Para além dos meus dias haverá um milheiro de outros dias talvez mais bonitos que os meus. Eu desafino. Eu ando torto. Eu desalinho. Eu faço o aflito. Eu grito. Eu, mesmo quando inédito, me repito. Eu sou mar aberto quando devia ser porto. Eu sou o que não querem que eu seja. Eu sou a palavra que aleija. Eu sou a valsa que não é mais dançada. Eu sou a lua caindo na calçada. Eu falo demais em um silêncio quieto como só. Eu sou o pó sobre a mesa. Eu sou a dose incerta de tristeza. Eu sou o nó do destino. Eu sou o menino, o adivinho, o linho no campo. Eu sou o que acredita no encanto. Eu sou só isso. Sou esse reboliço interior. Essa nave sem direção. Esse beija-flor que nunca será condor. Eu sou o passo largo que vive tentando chegar às estrelas esmaltadas de vermelho. Eu sou o timão do navio girando, girando, girando no meio da tempestade.

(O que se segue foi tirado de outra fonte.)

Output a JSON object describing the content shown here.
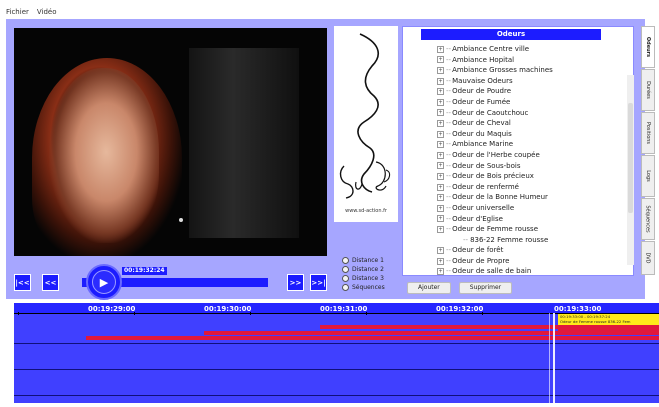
{
  "menu": {
    "file": "Fichier",
    "video": "Vidéo"
  },
  "player": {
    "current_time": "00:19:32:24",
    "buttons": {
      "prev_all": "|<<",
      "prev": "<<",
      "next": ">>",
      "next_all": ">>|"
    }
  },
  "logo": {
    "url": "www.sd-action.fr"
  },
  "distance_options": [
    "Distance 1",
    "Distance 2",
    "Distance 3",
    "Séquences"
  ],
  "odeurs": {
    "title": "Odeurs",
    "items": [
      {
        "label": "Ambiance Centre ville"
      },
      {
        "label": "Ambiance Hopital"
      },
      {
        "label": "Ambiance Grosses machines"
      },
      {
        "label": "Mauvaise Odeurs"
      },
      {
        "label": "Odeur de Poudre"
      },
      {
        "label": "Odeur de Fumée"
      },
      {
        "label": "Odeur de Caoutchouc"
      },
      {
        "label": "Odeur de Cheval"
      },
      {
        "label": "Odeur du Maquis"
      },
      {
        "label": "Ambiance Marine"
      },
      {
        "label": "Odeur de l'Herbe coupée"
      },
      {
        "label": "Odeur de Sous-bois"
      },
      {
        "label": "Odeur de Bois précieux"
      },
      {
        "label": "Odeur de renfermé"
      },
      {
        "label": "Odeur de la Bonne Humeur"
      },
      {
        "label": "Odeur universelle"
      },
      {
        "label": "Odeur d'Eglise"
      },
      {
        "label": "Odeur de Femme rousse"
      },
      {
        "label": "836-22 Femme rousse",
        "child": true
      },
      {
        "label": "Odeur de forêt"
      },
      {
        "label": "Odeur de Propre"
      },
      {
        "label": "Odeur de salle de bain"
      }
    ],
    "add_button": "Ajouter",
    "remove_button": "Supprimer"
  },
  "side_tabs": [
    "Odeurs",
    "Durées",
    "Positions",
    "Logs",
    "Séquences",
    "DVD"
  ],
  "timeline": {
    "ruler_labels": [
      "00:19:29:00",
      "00:19:30:00",
      "00:19:31:00",
      "00:19:32:00",
      "00:19:33:00"
    ],
    "event_lines": [
      "00:19:33:00 - 00:19:37:24",
      "Odeur de Femme rousse 836-22 Fem"
    ]
  },
  "colors": {
    "accent": "#1c1cff",
    "panel": "#a6a6ff",
    "track": "#4040ff",
    "segment": "#e0183c",
    "event": "#ffeb1a"
  }
}
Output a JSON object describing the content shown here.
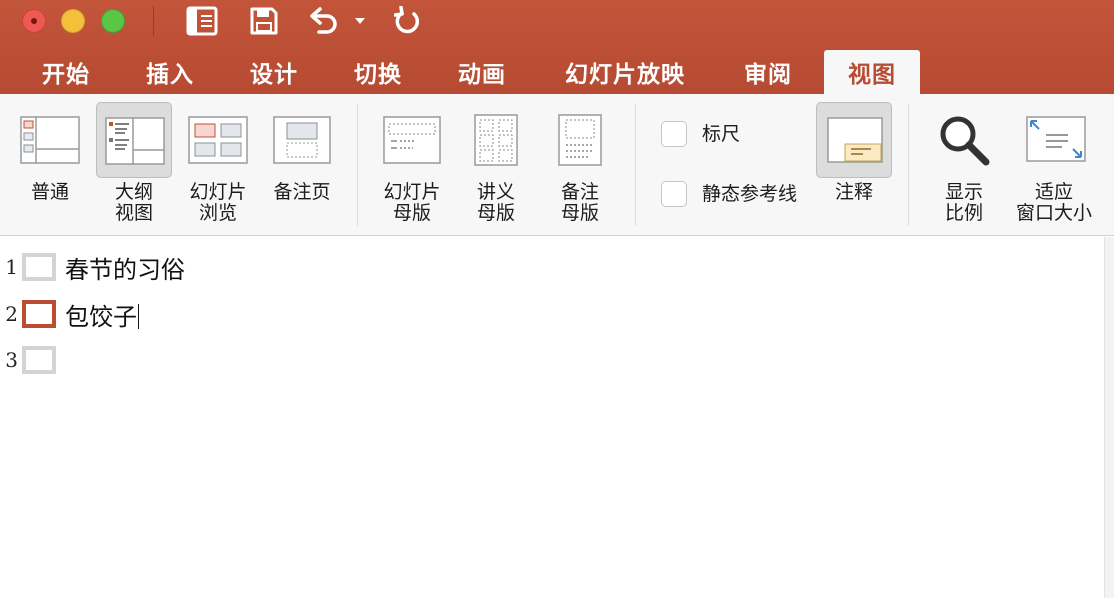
{
  "window": {
    "quick_access": [
      "sidebar-toggle-icon",
      "save-icon",
      "undo-icon",
      "dropdown-arrow-icon",
      "redo-icon"
    ]
  },
  "tabs": [
    {
      "label": "开始",
      "active": false
    },
    {
      "label": "插入",
      "active": false
    },
    {
      "label": "设计",
      "active": false
    },
    {
      "label": "切换",
      "active": false
    },
    {
      "label": "动画",
      "active": false
    },
    {
      "label": "幻灯片放映",
      "active": false
    },
    {
      "label": "审阅",
      "active": false
    },
    {
      "label": "视图",
      "active": true
    }
  ],
  "ribbon": {
    "views": {
      "normal": "普通",
      "outline_1": "大纲",
      "outline_2": "视图",
      "sorter_1": "幻灯片",
      "sorter_2": "浏览",
      "notes_page": "备注页"
    },
    "masters": {
      "slide_master_1": "幻灯片",
      "slide_master_2": "母版",
      "handout_master_1": "讲义",
      "handout_master_2": "母版",
      "notes_master_1": "备注",
      "notes_master_2": "母版"
    },
    "show": {
      "ruler": "标尺",
      "ruler_checked": false,
      "guides": "静态参考线",
      "guides_checked": false,
      "notes": "注释"
    },
    "zoom": {
      "zoom_1": "显示",
      "zoom_2": "比例",
      "fit_1": "适应",
      "fit_2": "窗口大小"
    }
  },
  "outline": {
    "slides": [
      {
        "number": "1",
        "title": "春节的习俗",
        "selected": false
      },
      {
        "number": "2",
        "title": "包饺子",
        "selected": true
      },
      {
        "number": "3",
        "title": "",
        "selected": false
      }
    ]
  },
  "colors": {
    "titlebar": "#b84b33",
    "accent": "#bd4c34",
    "ribbon_bg": "#f7f7f7"
  }
}
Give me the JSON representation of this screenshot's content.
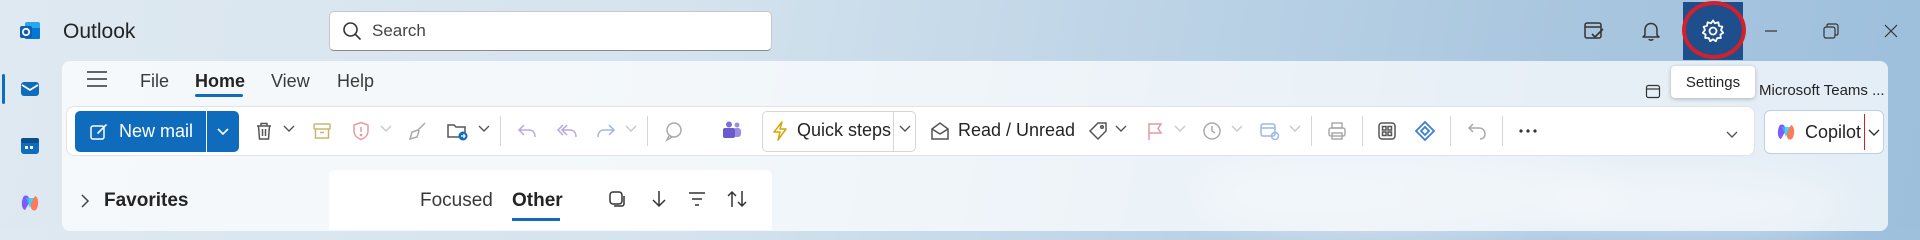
{
  "titlebar": {
    "app_name": "Outlook",
    "search_placeholder": "Search",
    "settings_tooltip": "Settings"
  },
  "menu": {
    "tabs": [
      "File",
      "Home",
      "View",
      "Help"
    ],
    "active_tab": "Home",
    "teams_chip": "Microsoft Teams ..."
  },
  "ribbon": {
    "new_mail_label": "New mail",
    "quick_steps_label": "Quick steps",
    "read_unread_label": "Read / Unread",
    "copilot_label": "Copilot",
    "more_label": "···"
  },
  "left_pane": {
    "favorites_label": "Favorites"
  },
  "message_list": {
    "tabs": [
      "Focused",
      "Other"
    ],
    "active_tab": "Other"
  },
  "colors": {
    "accent": "#0f6cbd",
    "settings_highlight": "#1f4e8c",
    "annotation_ring": "#d3202a"
  }
}
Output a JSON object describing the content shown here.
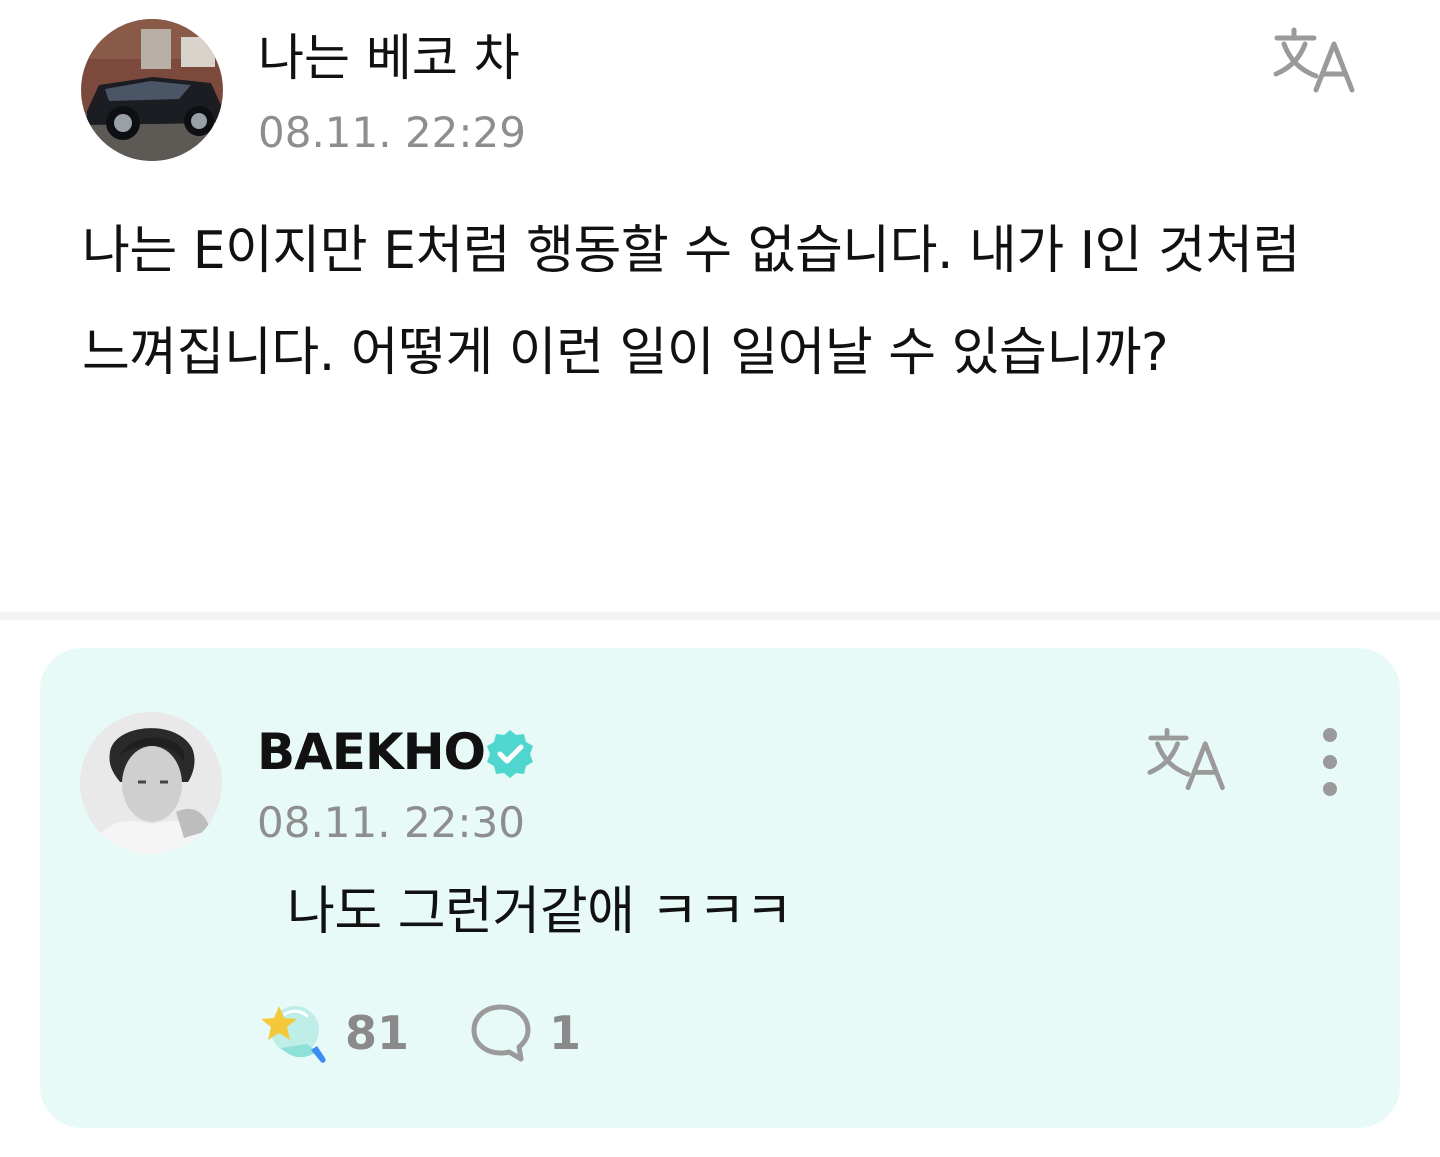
{
  "post": {
    "author": "나는 베코 차",
    "time": "08.11. 22:29",
    "body": "나는 E이지만 E처럼 행동할 수 없습니다. 내가 I인 것처럼 느껴집니다. 어떻게 이런 일이 일어날 수 있습니까?"
  },
  "reply": {
    "author": "BAEKHO",
    "verified": true,
    "time": "08.11. 22:30",
    "body": "나도 그런거같애 ㅋㅋㅋ",
    "likes": "81",
    "comments": "1"
  },
  "icons": {
    "translate": "translate-icon",
    "verified": "verified-badge-icon",
    "more": "more-vertical-icon",
    "like": "star-bubble-like-icon",
    "comment": "speech-bubble-icon"
  },
  "colors": {
    "accent": "#4fd6cf",
    "reply_background": "#e7faf7",
    "muted_text": "#8e8e8e",
    "like_star": "#f3c93b",
    "like_handle": "#3a8df2"
  }
}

Eu sou os pensamentos fugitivos adormecidos pelos cabelos. Eu sou o que não tem idade. Eu sou o anti-horário. Eu sou o ovário textual. Eu sou o sentimento viral. Eu sou o último de hoje. Eu sou o olhar mais longe do monge. Eu sou candeeiro noite adentro. Eu sou amor ao vento. Eu sou trevo de cinco folhas. Eu vivo dentro da minha bolha. Eu sou a rolha do champanhe jogada ao chão. Eu sou o talvez para além do sim e do não. Eu sou embarcação pirata. Eu sou o que me falta.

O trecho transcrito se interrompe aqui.